Ellen Pau: What about Home Affairs?— A Retrospective, at Para Site
At Ellen Pau’s first retrospective in Hong Kong, you’ll find four decades’ worth of the seminal multimedia artist’s oeuvre—including an augmented reality project and three major video installations. Recycling Cinema (1999) captures Pau’s view of Hong Kong, a 24-hour recording of cars on a city highway—no dialogue, save for the phrase “Love is truth, truth love” from John Lennon’s “Love.” It’s presented on a screen curved 150 degrees, so the cars move with you; otherwise, the film—a real highlight of Pau’s approach to the moving image—is presented unadulterated, in its original format. On view through March 3, 2019.
Sterling Ruby, DAMNATION, at Sprüth Magers
The focal point of Damnation, Sterling Ruby’s fifth solo exhibition at Sprüth Magers, is STATE (2019), a video five years in the making; Sterling conducted research and worked collaboratively with a helicopter pilot and videographer to complete it.
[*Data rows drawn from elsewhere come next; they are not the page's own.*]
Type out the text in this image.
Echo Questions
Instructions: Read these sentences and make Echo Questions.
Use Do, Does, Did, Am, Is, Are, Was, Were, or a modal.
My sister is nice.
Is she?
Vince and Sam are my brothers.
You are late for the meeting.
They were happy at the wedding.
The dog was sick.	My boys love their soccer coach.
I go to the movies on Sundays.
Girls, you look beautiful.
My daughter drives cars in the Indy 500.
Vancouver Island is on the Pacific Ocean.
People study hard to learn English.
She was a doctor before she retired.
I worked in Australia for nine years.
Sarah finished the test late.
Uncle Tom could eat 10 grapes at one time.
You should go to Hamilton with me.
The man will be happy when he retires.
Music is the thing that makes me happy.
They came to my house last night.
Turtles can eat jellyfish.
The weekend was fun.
Sweeping aerial shots of all 35 adult state prisons of the California Department of Corrections and Rehabilitation are set to an anxious soundtrack of drums, played and recorded by Ruby himself. From a distance, the buildings evoke the same queasy feelings that the sudden knowledge of overhead surveillance does; this time, we are the ones looking, each prison a too-white, too-stark contrast to the Californian vistas around it. Time seems to move more slowly. Here are American prisons as a complex, as a sickness. One hundred percent of the proceeds from the exhibition will be given to the ACLU of Southern California and their efforts to end mass incarceration. On view through March 23, 2019.